Et pourtant, elle chante. Quand la musique retentit, quand les premiers mots jaillissent, elle se redresse, la Chanteuse. Elle est droite, fière au centre du plateau. La lumière l’accroche, efface ses rides, masque le léger tremblement de ses bras. Elle est la lumière, elle irradie de force et de bonheur. Elle n’est plus que cette voix, la Chanteuse. Elle est vivante, jeune de cet âge immuable qui se niche au creux du talent. Oui, elle chante. Elle existe.

Elle est là, la Chanteuse. Ses mains se libèrent. Son corps se balance. Ses bras suivent les vagues de ses mots. Elle s’est métamorphosée, la Chanteuse. Les émotions semblent la submerger. Même partiellement fugitifs, ce sont ses textes. Ses textes à elle. Elle chante sa vie. Elle chante ses peurs et ses combats. Elle chante ses amoures et ses espoirs. Elle chante ses tristesses et ses faiblesses. 

Qui oserait encore lui parler de son âge, à la Chanteuse ? Elle n’est plus cantonnée à ce corps marqué. Elle n’est plus réduite à l’éclair rouge de ses cheveux sur la scène noire. Elle n’est plus cette main appuyée contre le piano. Elle est texte, elle est voix, elle est paroles, elle est musique. Elle se lève, entière et sans pudeur, coeur et corps tout entier. 
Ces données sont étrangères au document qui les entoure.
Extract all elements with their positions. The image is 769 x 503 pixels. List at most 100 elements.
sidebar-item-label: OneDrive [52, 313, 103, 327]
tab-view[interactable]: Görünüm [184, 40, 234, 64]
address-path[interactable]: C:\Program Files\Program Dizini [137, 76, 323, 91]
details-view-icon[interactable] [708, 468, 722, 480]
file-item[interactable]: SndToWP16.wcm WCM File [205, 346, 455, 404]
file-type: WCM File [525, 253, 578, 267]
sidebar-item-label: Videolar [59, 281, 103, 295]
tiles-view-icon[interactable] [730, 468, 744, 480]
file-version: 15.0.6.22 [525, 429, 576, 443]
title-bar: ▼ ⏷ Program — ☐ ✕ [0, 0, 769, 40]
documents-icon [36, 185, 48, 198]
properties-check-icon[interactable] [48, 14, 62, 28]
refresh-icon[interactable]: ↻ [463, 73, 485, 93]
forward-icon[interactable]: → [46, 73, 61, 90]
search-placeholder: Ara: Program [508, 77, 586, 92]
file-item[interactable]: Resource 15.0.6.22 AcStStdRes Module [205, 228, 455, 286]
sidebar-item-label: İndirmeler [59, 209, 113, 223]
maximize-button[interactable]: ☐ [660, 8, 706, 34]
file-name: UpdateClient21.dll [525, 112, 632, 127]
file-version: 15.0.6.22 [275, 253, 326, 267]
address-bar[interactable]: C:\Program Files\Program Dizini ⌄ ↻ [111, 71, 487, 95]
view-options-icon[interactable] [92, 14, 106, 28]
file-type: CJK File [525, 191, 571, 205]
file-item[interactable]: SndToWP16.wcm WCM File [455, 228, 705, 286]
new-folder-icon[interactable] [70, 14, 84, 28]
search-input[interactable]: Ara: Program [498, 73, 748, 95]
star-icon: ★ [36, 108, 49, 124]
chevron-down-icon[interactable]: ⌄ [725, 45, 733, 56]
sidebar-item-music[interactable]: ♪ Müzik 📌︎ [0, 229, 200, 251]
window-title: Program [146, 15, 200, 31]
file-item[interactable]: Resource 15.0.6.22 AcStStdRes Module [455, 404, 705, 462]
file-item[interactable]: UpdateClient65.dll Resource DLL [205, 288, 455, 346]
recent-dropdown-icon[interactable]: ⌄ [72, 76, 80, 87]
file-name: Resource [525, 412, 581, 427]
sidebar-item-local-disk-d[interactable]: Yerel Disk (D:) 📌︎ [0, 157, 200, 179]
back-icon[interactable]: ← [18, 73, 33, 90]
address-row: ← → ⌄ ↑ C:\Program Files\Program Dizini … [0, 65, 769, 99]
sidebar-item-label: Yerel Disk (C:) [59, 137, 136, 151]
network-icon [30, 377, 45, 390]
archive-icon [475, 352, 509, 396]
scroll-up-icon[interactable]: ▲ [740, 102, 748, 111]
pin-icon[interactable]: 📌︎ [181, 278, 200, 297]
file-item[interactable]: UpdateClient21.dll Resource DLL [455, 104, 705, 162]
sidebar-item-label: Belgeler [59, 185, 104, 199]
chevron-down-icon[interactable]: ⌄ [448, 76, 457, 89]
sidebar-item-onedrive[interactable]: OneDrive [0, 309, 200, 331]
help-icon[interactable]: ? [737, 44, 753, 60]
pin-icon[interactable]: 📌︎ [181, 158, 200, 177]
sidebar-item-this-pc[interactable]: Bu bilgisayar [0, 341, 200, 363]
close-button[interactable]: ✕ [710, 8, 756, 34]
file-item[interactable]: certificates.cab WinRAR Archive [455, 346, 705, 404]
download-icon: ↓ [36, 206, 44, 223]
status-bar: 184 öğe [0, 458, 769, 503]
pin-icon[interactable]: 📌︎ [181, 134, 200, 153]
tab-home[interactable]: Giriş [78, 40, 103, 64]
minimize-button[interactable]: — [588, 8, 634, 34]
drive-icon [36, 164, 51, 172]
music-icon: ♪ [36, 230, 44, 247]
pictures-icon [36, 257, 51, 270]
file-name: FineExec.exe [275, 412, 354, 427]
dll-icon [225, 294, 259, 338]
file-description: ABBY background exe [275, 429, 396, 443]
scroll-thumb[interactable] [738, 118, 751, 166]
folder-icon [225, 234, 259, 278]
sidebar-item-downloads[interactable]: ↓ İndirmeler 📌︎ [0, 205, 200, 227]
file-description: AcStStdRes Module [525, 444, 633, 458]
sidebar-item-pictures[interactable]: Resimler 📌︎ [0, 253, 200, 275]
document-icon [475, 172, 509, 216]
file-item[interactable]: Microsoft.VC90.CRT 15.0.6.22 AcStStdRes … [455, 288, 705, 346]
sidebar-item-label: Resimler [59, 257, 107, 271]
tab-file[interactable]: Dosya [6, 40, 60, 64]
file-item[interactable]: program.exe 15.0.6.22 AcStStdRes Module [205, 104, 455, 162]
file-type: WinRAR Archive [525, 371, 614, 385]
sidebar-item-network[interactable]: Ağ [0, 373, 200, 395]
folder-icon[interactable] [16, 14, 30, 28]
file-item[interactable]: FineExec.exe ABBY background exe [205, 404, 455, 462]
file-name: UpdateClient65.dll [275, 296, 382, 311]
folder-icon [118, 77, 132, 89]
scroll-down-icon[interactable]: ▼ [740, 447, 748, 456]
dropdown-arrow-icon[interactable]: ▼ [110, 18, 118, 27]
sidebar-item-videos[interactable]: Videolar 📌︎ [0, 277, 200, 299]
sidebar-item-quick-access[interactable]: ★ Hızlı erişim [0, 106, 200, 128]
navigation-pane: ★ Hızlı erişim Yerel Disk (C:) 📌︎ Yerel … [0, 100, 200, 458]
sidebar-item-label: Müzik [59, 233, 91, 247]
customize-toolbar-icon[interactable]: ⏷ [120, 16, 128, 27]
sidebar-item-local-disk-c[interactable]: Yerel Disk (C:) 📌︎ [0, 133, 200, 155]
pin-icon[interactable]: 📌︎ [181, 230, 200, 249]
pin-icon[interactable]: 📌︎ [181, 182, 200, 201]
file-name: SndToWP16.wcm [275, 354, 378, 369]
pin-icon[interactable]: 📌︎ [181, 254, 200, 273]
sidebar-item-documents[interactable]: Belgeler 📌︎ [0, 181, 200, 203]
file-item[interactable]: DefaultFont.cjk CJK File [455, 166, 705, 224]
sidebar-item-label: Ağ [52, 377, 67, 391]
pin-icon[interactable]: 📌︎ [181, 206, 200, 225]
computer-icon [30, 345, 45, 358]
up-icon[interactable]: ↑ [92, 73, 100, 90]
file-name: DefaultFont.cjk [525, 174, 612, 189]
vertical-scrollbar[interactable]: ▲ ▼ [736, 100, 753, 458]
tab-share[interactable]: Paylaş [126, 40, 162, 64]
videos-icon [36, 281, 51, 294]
Elle se bat toujours, la Chanteuse. Contre les oppressions. Contre les injustices. Contre les coups de la vie. 

Sa voix est droite et claire. Elle ne frémit pas. Elle n’hésite as. Elle ne fait que vibrer. Une vibration puissante, parfois douce, parfois violente. Souvent caressante, de temps à autres cassante. La voix emplit la salle. Elargit les murs. Pousse les portes des coeurs. S’infiltre en chacun. Tel est son pouvoir, à la Chanteuse. Toucher au plus profond. Saisir l’intime. 

Elle ne tombera pas, la Chanteuse. Elle ne vieillira pas. Elle ne disparaitra pas. Pas tant que, quelques part, ses phrases se glissent au creux d’une oreille. Pas tant que quelque part, ses mots touchent un coeur. Elle est puissante, la Chanteuse. En écrivant ses noirceurs, elle chasse celles des autres. Elle console, elle rassure, elle amuse, elle questionne, elle émeut. 

 

Je la connais depuis longtemps, le Chanteuse. Elle m’a bercée bébé elle m’a soutenue adulte. Elle a égayé mon enfance et essuyé mes larmes adolescentes. Elle n’a jamais entendu parler de moi, la Chanteuse. Jamais elle ne saura la justesse de ses mots, le soutien de ses textes, le réconfort de sa voix. Jamais elle ne saura que j’étais là, face à elle, tandis qu’elle chantait. Jamais elle ne saura que je l’ai admirée, la Chanteuse. Jamais elle ne saura combien sa métamorphose m’a marquée. 

Qu’importe, elle reste près de moi, la Chanteuse. Sa voix codée au fond de mon téléphone. Ses mots gravés sur un CD. Et moi, tout ce que je peux faire, c’est continuer à écouter ses notes au creux de mon oreille. C’est battre des mains quand elle quitte la scène. C’est me lever avec la foule qui la célèbre. Se sentir moins seule un instant, tous portés par la même émotion. Tous un même mot aux lèvres et au coeur. Loin des grands textes, des longues phrases. Un seul mot, qui contient tous les autres : merci.